27.10.2020 / Ausland

Erdogan ruft zum Boykott französischer Waren auf

Ankara/Berlin. Im Streit um Äußerungen des französischen Staatschefs Emmanuel Macron über den fundamentalistischen Islam hat der türkische Präsident Recep Tayyip Erdogan zum Boykott französischer Waren aufgerufen. »Achtet auf französisch gekennzeichnete Waren, kauft sie nicht«, sagte Erdogan am Montag in einer im Fernsehen übertragenen Rede und schloss sich einer Reihe von Boykottaufrufen aus islamisch geprägten Ländern an. Hintergrund ist Macrons Reaktion auf die Ermordung des französischen Geschichtslehrers Samuel Paty, der im Unterricht Karikaturen des Propheten Mohammed gezeigt hatte. Macron hatte daraufhin strengere Kontrollen von Moscheen und anderen muslimischen Einrichtungen angekündigt. Erdogan riet dem Präsidenten, seinen »Geisteszustand untersuchen« zu lassen. »Feindlichkeit gegenüber dem Islam und den Muslimen ist in manchen europäischen Ländern zu einer Politik geworden, die auf Ebene der Staatschefs persönlich ermutigt und unterstützt wird«, sagte Erdogan am Montag in Ankara. »Ihr seid im wahrsten Sinne des Wortes Faschisten«, befand er.

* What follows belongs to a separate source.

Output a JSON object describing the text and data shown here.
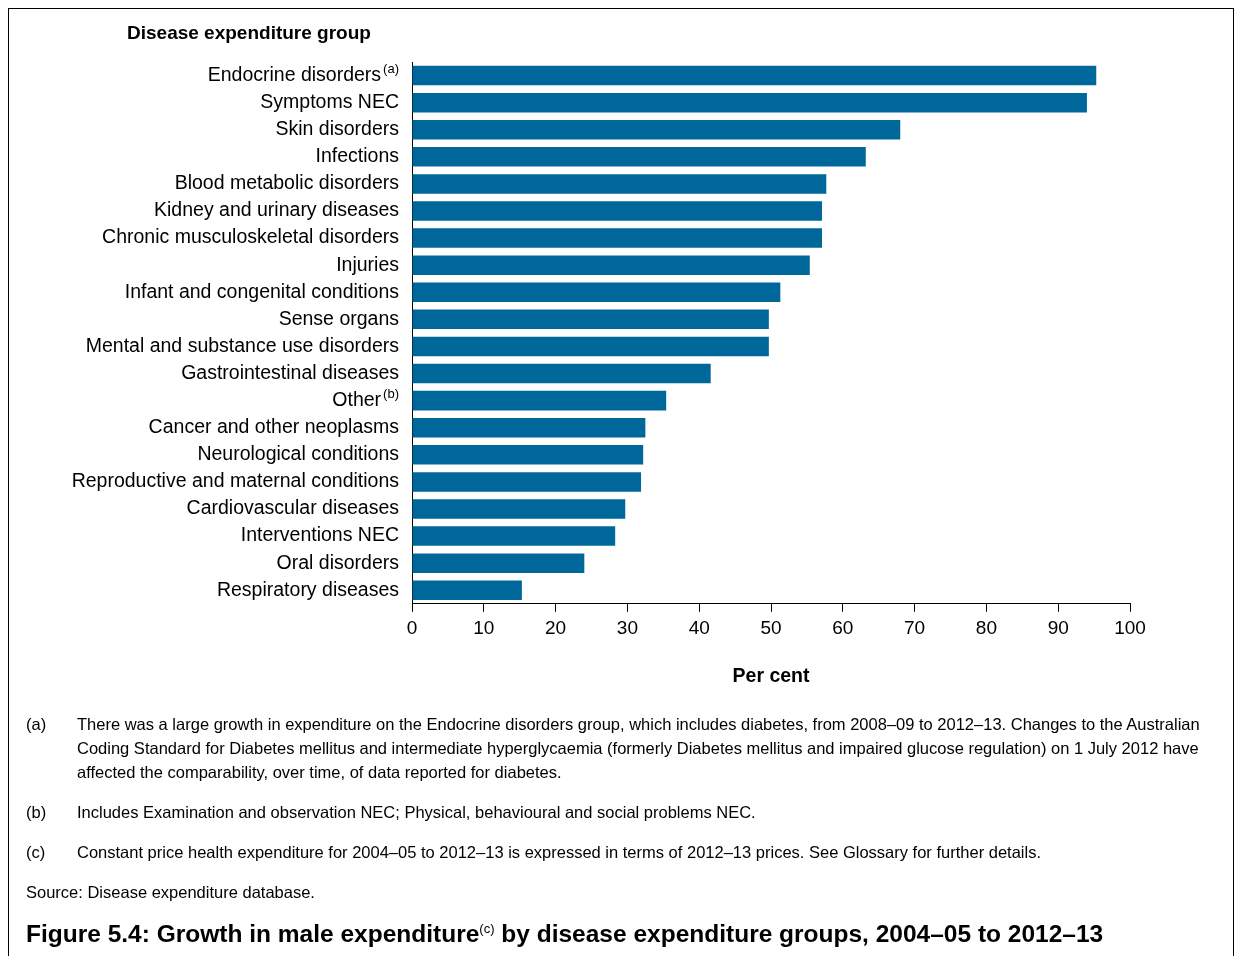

Die Bundesregierung in Berlin hat derweil in der Antwort auf eine Anfrage der Linken-Außenpolitikerin Sevim Dagdelen Verbindungen Erdogans und der türkischen Regierungspartei AKP zu Islamisten bestätigt. Verwiesen wird in der Antwort, die der Nachrichtenagentur AFP am Montag in Berlin vorlag, auf zunehmend offene Kontakte zu der in Deutschland immer wieder vom Verfassungsschutz beobachteten Milli-Görus-Bewegung (IGMG). Erdogan habe »seine ideologischen und politischen Wurzeln« in der Milli-Görus- Bewegung, heißt es in der Regierungsantwort. Verwiesen wird auch auf Verbindungen von Funktionären von IGMG und Muslimbruderschaft zu der türkischen Religionsbehörde Diyanet und zu dem Verein Ditib, der Dachorganisation der meisten türkisch geprägten Moscheevereine in Deutschland. (AFP/dpa/jW)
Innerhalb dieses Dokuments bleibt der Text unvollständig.